Erneuerung
A: taǧdīd. – E: renewal. – F: rénovation. – R: obnovlenie, perestrojka. – S: renovación. – C: gexin 革新
Michael Schumann
HKWM 3, 1997, Spalten 777-785
Nachdem ›E des Marxismus‹ bis 1989 immer wieder als kritisches Projekt im ›westlichen Marxismus‹ auftauchte, wurde E in der Krise und nach dem schließlichen Zusammenbruch des staatsmonopolistischen Sozialismus und der mit ihm verbundenen Parteien außerhalb des ›sozialistischen Lagers‹ zu einem Schlüsselwort. Um den Sinn von E und ›Neugründung‹ wird gestritten.
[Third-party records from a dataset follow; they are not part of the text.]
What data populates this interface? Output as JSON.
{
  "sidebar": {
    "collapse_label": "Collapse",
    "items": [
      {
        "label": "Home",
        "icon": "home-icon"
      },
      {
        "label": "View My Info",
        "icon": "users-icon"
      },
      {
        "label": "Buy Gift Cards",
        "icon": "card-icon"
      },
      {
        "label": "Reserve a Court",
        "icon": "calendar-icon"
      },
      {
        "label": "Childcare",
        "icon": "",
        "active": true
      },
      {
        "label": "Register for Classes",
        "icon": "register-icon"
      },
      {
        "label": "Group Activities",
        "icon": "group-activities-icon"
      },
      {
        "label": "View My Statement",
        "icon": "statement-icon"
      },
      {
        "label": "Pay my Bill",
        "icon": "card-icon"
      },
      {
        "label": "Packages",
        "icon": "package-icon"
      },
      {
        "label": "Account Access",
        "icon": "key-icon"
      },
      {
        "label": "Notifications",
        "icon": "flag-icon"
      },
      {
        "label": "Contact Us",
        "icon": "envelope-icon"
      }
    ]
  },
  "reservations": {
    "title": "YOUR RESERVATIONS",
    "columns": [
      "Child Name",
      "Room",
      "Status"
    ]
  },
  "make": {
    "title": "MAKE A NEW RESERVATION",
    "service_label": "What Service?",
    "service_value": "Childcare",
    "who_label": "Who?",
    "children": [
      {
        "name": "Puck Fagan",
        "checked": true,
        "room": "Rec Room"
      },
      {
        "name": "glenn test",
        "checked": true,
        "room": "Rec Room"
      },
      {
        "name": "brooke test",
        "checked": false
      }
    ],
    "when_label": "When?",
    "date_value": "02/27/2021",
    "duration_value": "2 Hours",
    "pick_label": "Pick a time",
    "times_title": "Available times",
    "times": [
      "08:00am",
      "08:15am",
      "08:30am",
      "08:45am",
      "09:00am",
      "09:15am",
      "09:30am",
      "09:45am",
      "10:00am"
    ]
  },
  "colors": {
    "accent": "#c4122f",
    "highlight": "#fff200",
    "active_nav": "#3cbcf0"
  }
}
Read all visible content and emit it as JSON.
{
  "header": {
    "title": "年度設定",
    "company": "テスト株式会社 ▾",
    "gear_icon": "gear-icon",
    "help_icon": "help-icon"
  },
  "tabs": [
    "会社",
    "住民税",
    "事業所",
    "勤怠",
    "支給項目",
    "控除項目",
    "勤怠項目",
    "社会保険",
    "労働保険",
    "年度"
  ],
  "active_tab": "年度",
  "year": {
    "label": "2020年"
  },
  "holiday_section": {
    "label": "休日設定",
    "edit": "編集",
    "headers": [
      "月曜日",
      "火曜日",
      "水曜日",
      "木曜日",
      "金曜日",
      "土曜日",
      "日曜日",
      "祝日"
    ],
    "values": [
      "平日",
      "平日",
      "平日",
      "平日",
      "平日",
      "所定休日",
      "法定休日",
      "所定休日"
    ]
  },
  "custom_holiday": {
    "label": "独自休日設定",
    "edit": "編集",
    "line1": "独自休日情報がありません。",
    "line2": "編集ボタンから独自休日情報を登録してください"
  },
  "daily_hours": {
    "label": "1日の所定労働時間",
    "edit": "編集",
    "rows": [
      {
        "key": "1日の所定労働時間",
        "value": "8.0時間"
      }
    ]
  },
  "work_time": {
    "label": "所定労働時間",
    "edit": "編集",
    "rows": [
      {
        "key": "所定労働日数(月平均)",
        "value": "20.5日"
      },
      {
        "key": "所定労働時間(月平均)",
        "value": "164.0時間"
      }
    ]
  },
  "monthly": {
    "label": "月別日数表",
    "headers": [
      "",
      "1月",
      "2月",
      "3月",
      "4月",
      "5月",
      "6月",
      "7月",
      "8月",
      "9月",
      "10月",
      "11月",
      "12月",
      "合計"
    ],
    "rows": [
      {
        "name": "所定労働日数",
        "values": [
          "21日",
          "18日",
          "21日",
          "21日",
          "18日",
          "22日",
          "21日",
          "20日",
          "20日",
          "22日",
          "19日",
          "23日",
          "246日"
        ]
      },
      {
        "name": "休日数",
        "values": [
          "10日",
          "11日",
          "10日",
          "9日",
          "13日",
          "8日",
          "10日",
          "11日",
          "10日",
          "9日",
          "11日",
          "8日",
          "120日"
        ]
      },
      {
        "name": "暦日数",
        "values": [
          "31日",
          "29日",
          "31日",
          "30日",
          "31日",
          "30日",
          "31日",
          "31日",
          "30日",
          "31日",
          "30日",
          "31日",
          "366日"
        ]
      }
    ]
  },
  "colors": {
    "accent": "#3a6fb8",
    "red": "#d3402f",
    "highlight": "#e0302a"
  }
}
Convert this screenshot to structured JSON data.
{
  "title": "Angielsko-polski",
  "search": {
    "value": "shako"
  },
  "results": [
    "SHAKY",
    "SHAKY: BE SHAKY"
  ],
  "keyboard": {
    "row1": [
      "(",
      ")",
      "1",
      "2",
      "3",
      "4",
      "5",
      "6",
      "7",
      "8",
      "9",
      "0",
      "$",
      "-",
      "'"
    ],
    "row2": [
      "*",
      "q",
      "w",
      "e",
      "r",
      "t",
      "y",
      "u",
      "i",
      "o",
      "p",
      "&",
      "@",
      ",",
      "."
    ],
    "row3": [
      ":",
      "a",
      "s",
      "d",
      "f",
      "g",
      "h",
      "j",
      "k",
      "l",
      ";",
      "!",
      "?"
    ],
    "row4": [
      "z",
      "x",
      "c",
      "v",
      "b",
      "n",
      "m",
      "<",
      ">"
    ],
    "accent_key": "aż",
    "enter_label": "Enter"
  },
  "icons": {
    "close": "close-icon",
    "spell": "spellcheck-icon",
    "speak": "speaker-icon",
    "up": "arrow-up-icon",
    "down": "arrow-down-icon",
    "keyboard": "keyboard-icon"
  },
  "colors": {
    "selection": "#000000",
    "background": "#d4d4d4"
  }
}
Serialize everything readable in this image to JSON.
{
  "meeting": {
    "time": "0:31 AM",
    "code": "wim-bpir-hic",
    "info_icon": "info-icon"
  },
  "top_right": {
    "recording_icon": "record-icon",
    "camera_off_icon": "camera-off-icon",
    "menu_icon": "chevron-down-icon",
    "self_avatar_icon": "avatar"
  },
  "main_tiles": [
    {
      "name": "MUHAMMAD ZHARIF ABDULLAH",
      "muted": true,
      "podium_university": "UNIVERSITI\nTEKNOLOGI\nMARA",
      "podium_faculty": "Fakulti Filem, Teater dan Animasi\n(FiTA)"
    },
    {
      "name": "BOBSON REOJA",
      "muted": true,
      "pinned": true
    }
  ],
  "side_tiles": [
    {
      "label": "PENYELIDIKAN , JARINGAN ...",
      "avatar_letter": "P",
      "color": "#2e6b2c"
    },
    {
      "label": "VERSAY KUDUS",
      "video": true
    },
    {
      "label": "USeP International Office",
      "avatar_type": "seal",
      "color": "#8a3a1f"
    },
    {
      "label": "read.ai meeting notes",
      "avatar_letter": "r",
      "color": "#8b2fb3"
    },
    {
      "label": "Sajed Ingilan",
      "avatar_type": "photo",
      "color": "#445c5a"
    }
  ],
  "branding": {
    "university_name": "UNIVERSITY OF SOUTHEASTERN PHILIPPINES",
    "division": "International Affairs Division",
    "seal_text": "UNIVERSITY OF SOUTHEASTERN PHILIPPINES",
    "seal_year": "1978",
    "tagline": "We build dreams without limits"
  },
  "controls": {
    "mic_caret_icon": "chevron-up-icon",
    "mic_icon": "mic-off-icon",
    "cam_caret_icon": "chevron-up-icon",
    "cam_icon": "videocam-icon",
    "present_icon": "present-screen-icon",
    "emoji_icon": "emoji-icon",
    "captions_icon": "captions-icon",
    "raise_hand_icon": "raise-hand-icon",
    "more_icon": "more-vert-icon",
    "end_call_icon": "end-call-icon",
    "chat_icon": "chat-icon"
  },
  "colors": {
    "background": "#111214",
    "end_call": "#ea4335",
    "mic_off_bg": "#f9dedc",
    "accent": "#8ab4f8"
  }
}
E bezeichnet ein Neu-Machen, das auch bloßes Renovieren bzw. Wiederholen sein kann. Etymologisch differenziert E nicht zwischen einem innovativen und einem lediglich restaurativen Erneuern. Im Kontext sozialistischer und marxistischer Theorie und Politik wurde und wird E in verschiedenen Bedeutungsvarianten benutzt. So gilt die ›grundlegende E der gesellschaftlichen Existenzbedingungen‹ auch als Synonym für ›soziale Revolution‹. E assoziiert in diesem Kontext ein Infragestellen des Bestehenden mit dem Anspruch ›grundlegender‹ bzw. ›radikaler‹ Veränderung, die ihren Maßstab nicht der Vergangenheit entlehnt, also nicht zu einer Rekonstitution hergebrachter Herrschafts- und Machtverhältnisse – wenn auch in veränderter Form – führt.